Initially, students should be grouped in pairs. Each student will need paper, a writing instrument, and a set of flashcards. 20 cards can be divided between the two students. Each card should be double-sided, with the vocabulary word printed on one side and a picture representing that word on the opposite side. Each set of cards should be related by subject matter, e.g. foods, sports, body parts, etc. Students should take turns reading and writing. The reader must determine the word being used, with support from the instructor, using the picture clue on the back. The reader then reads the word, and the writer records what is read. For scaffolding, the writer can also look to the picture clue on the back of the card to assist with comprehension. As the writer achieves more mastery, this picture clue can be removed. For the sake of practice and consistency, the reader should dictate several cards to the writer. Pairs of students can begin be reading two in a row, then five, then all ten. Students can also trade stacks of cards when the first sets have been mastered. Additionally, the number of cards that each student dictates can be increased, again depending on the level of mastery. After each student has read and written, responses can be checked against the cards, corrections being made as needed.
As students begin to increase vocabulary, the cards can be made to reflect simple phrases using previously mastered words. For example, "apple" can be adjusted to the simple phrase "I like apples." The complexity of the phrases can also be adjusted.
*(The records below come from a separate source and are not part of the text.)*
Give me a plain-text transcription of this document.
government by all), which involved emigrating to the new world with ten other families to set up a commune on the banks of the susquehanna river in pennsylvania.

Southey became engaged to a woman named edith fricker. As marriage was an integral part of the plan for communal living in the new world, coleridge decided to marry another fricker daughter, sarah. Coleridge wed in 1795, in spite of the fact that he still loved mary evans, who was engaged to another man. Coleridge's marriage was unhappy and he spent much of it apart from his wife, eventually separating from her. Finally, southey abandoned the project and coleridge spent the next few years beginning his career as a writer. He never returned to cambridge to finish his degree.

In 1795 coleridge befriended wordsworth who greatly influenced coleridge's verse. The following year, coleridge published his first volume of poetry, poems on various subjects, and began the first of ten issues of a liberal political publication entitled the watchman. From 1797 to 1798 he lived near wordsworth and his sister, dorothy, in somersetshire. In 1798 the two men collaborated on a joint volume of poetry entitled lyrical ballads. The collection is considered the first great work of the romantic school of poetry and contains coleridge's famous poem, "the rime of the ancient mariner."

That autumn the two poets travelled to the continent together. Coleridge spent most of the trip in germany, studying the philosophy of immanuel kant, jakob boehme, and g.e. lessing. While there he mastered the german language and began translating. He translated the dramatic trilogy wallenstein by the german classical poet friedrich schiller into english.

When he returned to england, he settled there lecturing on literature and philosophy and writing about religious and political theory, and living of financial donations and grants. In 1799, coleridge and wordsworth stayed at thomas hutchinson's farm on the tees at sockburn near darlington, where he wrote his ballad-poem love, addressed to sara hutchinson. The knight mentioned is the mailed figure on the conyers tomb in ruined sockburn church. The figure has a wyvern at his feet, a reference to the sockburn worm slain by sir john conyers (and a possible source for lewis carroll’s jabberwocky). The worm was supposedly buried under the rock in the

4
This exercise can begin as a focal point of a language lesson, then be adapted to a warm-up or review exercise over time, depending on the level of mastery achieved by the students.
The student giving the dictation will develop reading and speaking skills, while the student taking the dictation will develop writing and listening skills. The teamwork involved in the exercise will increase student motivation and confidence, while the student-centered nature of the activity will enable the teacher to provide more support during the exercise.